One of the challenges of configuring virtual disks with the VIO server is knowing which settings must be changed during setup. I recently had something brought to my attention that should help clarify things.

It's from the IBM Redbook, "PowerVM Virtualization Introduction and Configuration." Go to page 498, and you'll find a diagram listing the different settings that need to be changed at each layer of the virtual environment. The pages that follow offer good explanations of what each setting means and why you'd want to change it. These settings are specifically for vSCSI disks.

Here are the proper settings in the client at the hdisk level:

    algorithm=failover
    reserve_policy=no_reserve
    hcheck_mode=nonactive
    hceck_interval=60
    queue_depth=xxx

Use these settings at the vSCSI client level:

    vscsi_path_to=30
    vscsi_err_recov=fast_fail

Use these settings at the hdisk level on the VIO servers:

    algorithm=load_balance
    reserve_policy=no_reserve
    hcheck_mode=nonactive
    hceck_interval=60

Use these settings for your fscsi devices on the VIO server:

    dyntrk=yes
    fc_err_recov=fast_fail

This Redbook clears up a number of other topics as well. There's an I/O virtualization overview, a planning section and an implementation section with examples. Processor and memory virtualization is covered in a similar manner. In addition, the authors hit on recent PowerVM enhancements, capacity on demand and the System Planning Tool.

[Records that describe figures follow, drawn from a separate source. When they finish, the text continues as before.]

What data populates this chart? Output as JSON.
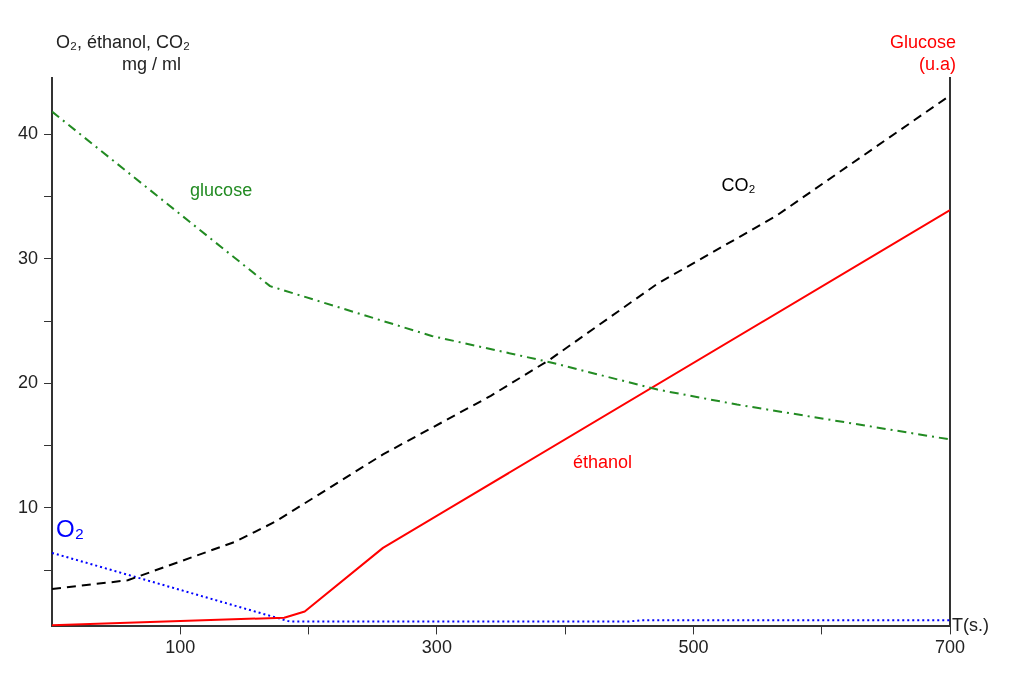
{
  "chart_data": {
    "type": "line",
    "xlabel": "T(s.)",
    "ylabel": "O₂, éthanol, CO₂\nmg / ml",
    "y2label": "Glucose\n(u.a)",
    "xlim": [
      0,
      700
    ],
    "xticks": [
      {
        "value": 100,
        "label": "100"
      },
      {
        "value": 200,
        "label": null
      },
      {
        "value": 300,
        "label": "300"
      },
      {
        "value": 400,
        "label": null
      },
      {
        "value": 500,
        "label": "500"
      },
      {
        "value": 600,
        "label": null
      },
      {
        "value": 700,
        "label": "700"
      }
    ],
    "ylim": [
      0.5,
      44.5
    ],
    "yticks": [
      {
        "value": 5,
        "label": null
      },
      {
        "value": 10,
        "label": "10"
      },
      {
        "value": 15,
        "label": null
      },
      {
        "value": 20,
        "label": "20"
      },
      {
        "value": 25,
        "label": null
      },
      {
        "value": 30,
        "label": "30"
      },
      {
        "value": 35,
        "label": null
      },
      {
        "value": 40,
        "label": "40"
      }
    ],
    "grid": false,
    "legend": false,
    "marker": "none",
    "series": [
      {
        "name": "glucose",
        "color": "#228b22",
        "line_style": "dashdot",
        "x": [
          0,
          170,
          296,
          388,
          472,
          534,
          700
        ],
        "values": [
          41.8,
          27.8,
          23.8,
          21.7,
          19.5,
          18.3,
          15.5
        ]
      },
      {
        "name": "CO₂",
        "color": "#000000",
        "line_style": "dashed",
        "x": [
          0,
          59,
          143,
          174,
          258,
          342,
          388,
          472,
          564,
          700
        ],
        "values": [
          3.5,
          4.2,
          7.3,
          8.9,
          14.3,
          19.0,
          21.9,
          28.0,
          33.4,
          43.1
        ]
      },
      {
        "name": "éthanol",
        "color": "#ff0000",
        "line_style": "solid",
        "x": [
          0,
          181,
          197,
          258,
          700
        ],
        "values": [
          0.6,
          1.2,
          1.7,
          6.8,
          33.9
        ]
      },
      {
        "name": "O₂",
        "color": "#0000ff",
        "line_style": "dotted",
        "x": [
          0,
          185,
          450,
          460,
          700
        ],
        "values": [
          6.4,
          0.9,
          0.9,
          1.0,
          1.0
        ]
      }
    ]
  }
}
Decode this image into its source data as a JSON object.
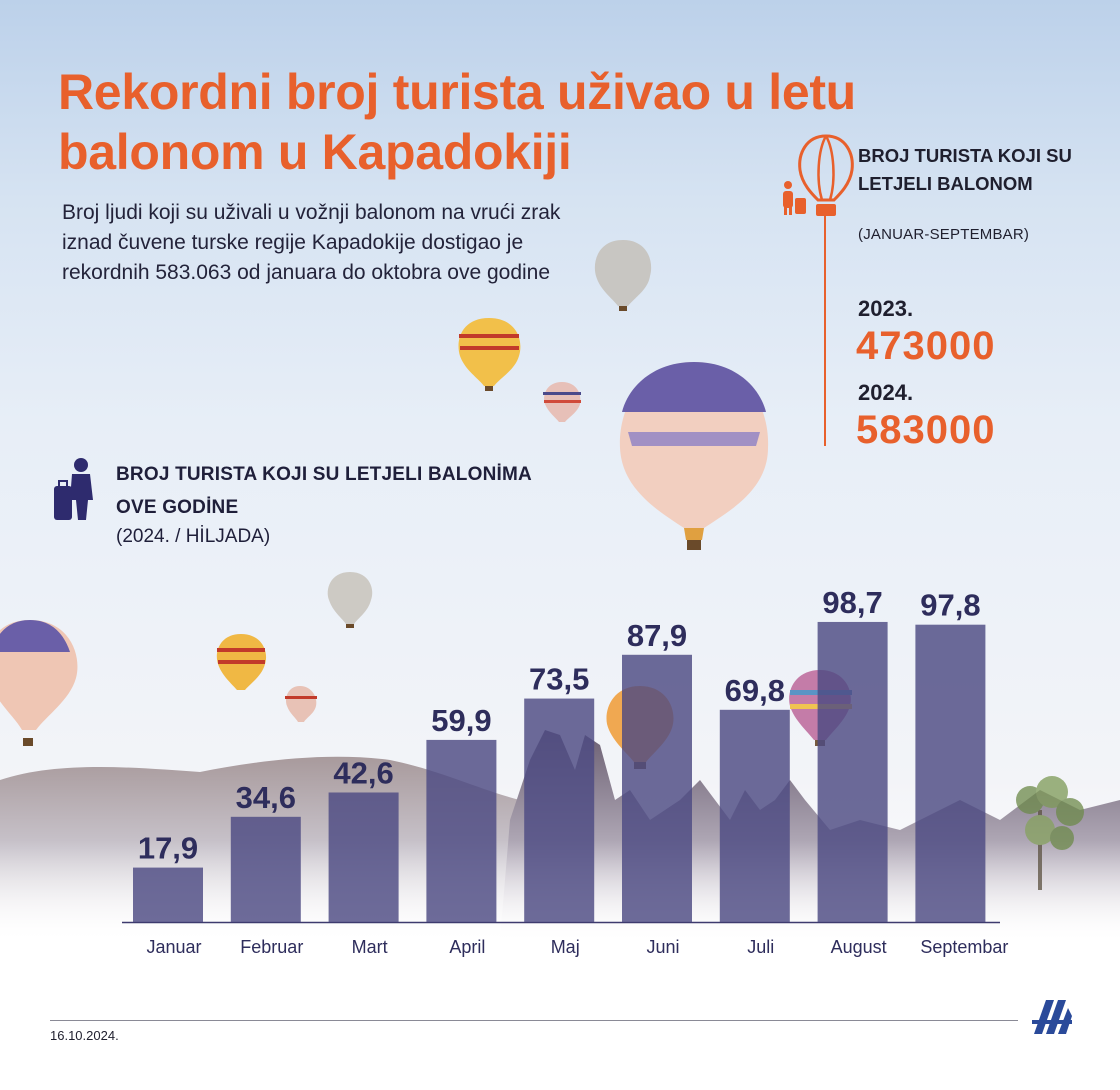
{
  "header": {
    "title": "Rekordni broj turista uživao u letu balonom u Kapadokiji",
    "subtitle": "Broj ljudi koji su uživali u vožnji balonom na vrući zrak iznad čuvene turske regije Kapadokije dostigao je rekordnih 583.063 od januara do oktobra ove godine"
  },
  "side": {
    "heading": "BROJ TURISTA KOJI SU LETJELI BALONOM",
    "period": "(JANUAR-SEPTEMBAR)",
    "years": [
      {
        "year": "2023.",
        "value": "473000"
      },
      {
        "year": "2024.",
        "value": "583000"
      }
    ],
    "icon": "hot-air-balloon-icon",
    "tourist_icon": "tourist-with-luggage-icon"
  },
  "chart_heading": {
    "title": "BROJ TURISTA KOJI SU LETJELI BALONİMA OVE GODİNE",
    "unit": "(2024. / HİLJADA)",
    "icon": "traveler-with-suitcase-icon"
  },
  "chart_data": {
    "type": "bar",
    "categories": [
      "Januar",
      "Februar",
      "Mart",
      "April",
      "Maj",
      "Juni",
      "Juli",
      "August",
      "Septembar"
    ],
    "values": [
      17.9,
      34.6,
      42.6,
      59.9,
      73.5,
      87.9,
      69.8,
      98.7,
      97.8
    ],
    "value_labels": [
      "17,9",
      "34,6",
      "42,6",
      "59,9",
      "73,5",
      "87,9",
      "69,8",
      "98,7",
      "97,8"
    ],
    "ylim": [
      0,
      100
    ],
    "grid": false,
    "legend": "none"
  },
  "footer": {
    "date": "16.10.2024.",
    "logo": "aa-logo-icon"
  },
  "colors": {
    "accent": "#e8602c",
    "bar": "#4d4a83",
    "text_dark": "#1f1f3a",
    "label": "#2e2d5c"
  }
}
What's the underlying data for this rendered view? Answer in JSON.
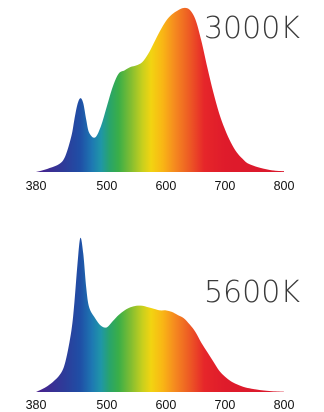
{
  "chart_data": [
    {
      "type": "area",
      "title": "3000K",
      "xlabel": "",
      "ylabel": "",
      "xlim": [
        380,
        800
      ],
      "ylim": [
        0,
        1
      ],
      "xticks": [
        "380",
        "500",
        "600",
        "700",
        "800"
      ],
      "grid": false,
      "fill": "visible spectrum gradient",
      "x": [
        380,
        400,
        420,
        430,
        440,
        445,
        450,
        455,
        460,
        465,
        470,
        480,
        490,
        500,
        510,
        520,
        530,
        540,
        550,
        560,
        570,
        580,
        590,
        600,
        610,
        620,
        630,
        640,
        650,
        660,
        670,
        680,
        690,
        700,
        710,
        720,
        730,
        740,
        760,
        780,
        800
      ],
      "values": [
        0.0,
        0.02,
        0.05,
        0.1,
        0.22,
        0.32,
        0.41,
        0.45,
        0.42,
        0.32,
        0.24,
        0.21,
        0.28,
        0.4,
        0.52,
        0.6,
        0.62,
        0.64,
        0.65,
        0.67,
        0.72,
        0.79,
        0.86,
        0.92,
        0.96,
        0.985,
        1.0,
        0.99,
        0.93,
        0.8,
        0.64,
        0.49,
        0.36,
        0.26,
        0.18,
        0.12,
        0.08,
        0.05,
        0.025,
        0.01,
        0.005
      ]
    },
    {
      "type": "area",
      "title": "5600K",
      "xlabel": "",
      "ylabel": "",
      "xlim": [
        380,
        800
      ],
      "ylim": [
        0,
        1
      ],
      "xticks": [
        "380",
        "500",
        "600",
        "700",
        "800"
      ],
      "grid": false,
      "fill": "visible spectrum gradient",
      "x": [
        380,
        400,
        420,
        430,
        440,
        445,
        450,
        455,
        460,
        465,
        470,
        480,
        490,
        500,
        510,
        520,
        530,
        540,
        550,
        560,
        570,
        580,
        590,
        600,
        610,
        620,
        630,
        640,
        650,
        660,
        670,
        680,
        690,
        700,
        710,
        720,
        730,
        740,
        760,
        780,
        800
      ],
      "values": [
        0.0,
        0.04,
        0.11,
        0.2,
        0.4,
        0.58,
        0.82,
        1.0,
        0.9,
        0.68,
        0.55,
        0.48,
        0.43,
        0.42,
        0.46,
        0.5,
        0.53,
        0.55,
        0.56,
        0.56,
        0.55,
        0.54,
        0.53,
        0.53,
        0.52,
        0.5,
        0.48,
        0.44,
        0.39,
        0.32,
        0.26,
        0.2,
        0.14,
        0.1,
        0.07,
        0.05,
        0.035,
        0.025,
        0.012,
        0.005,
        0.002
      ]
    }
  ]
}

To be sure, it's a lengthy document, but I'm willing to bet you will learn something -- likely, many things -- if you take the time to read through it.

Note: On a personal note, nine years ago this week -- July 16, 2007 -- was the date that AIXchange debuted.

For nine years, I've been writing these articles, one week at a time. When I scroll through posts from the fall of 2007, I can see the same themes pop up that still hold my interest today: education and tech conferences, virtualization, the HMC. I even wrote about an early demonstration of Live Partition Mobility.

Over time, I can see my writing "voice" evolve. Numerous times I wonder about you, the reader. The web stats say you're out there. I also know you're out there because occasionally, I'll do a web search and one of my posts that I'd long forgotten about will pop up as the answer to my query. I admit, I feel a sense of accomplishment from this sort of thing.

Still, it would be nice to be able to get a better feel for who you are. How did you find this blog? Which topics most interest you? Why do you keep reading? If you once read this blog but do no longer, why did you stop?

I'm often asked how I find things to write about, but honestly, it isn't that difficult. There's AIX and Linux and IBM i, servers and storage and virtualization, Redbooks and other documentation, and commands and scripts (did I mention I love scripts?). Plus I talk to customers, attend workshops and conferences and follow people on Twitter. There are tons of things to write about.

Of course the technology is ever-evolving, but the basics don't change. We have the best hardware and the best operating systems. We need to virtualize, we need change control, we need to find ways to keep up to date with the technology around us. Hopefully the links and articles I share help you keep up to speed.

I plan to make a bigger deal of the 10-year anniversary in 2017, but for now, let me just say thank you for reading, one week at a time.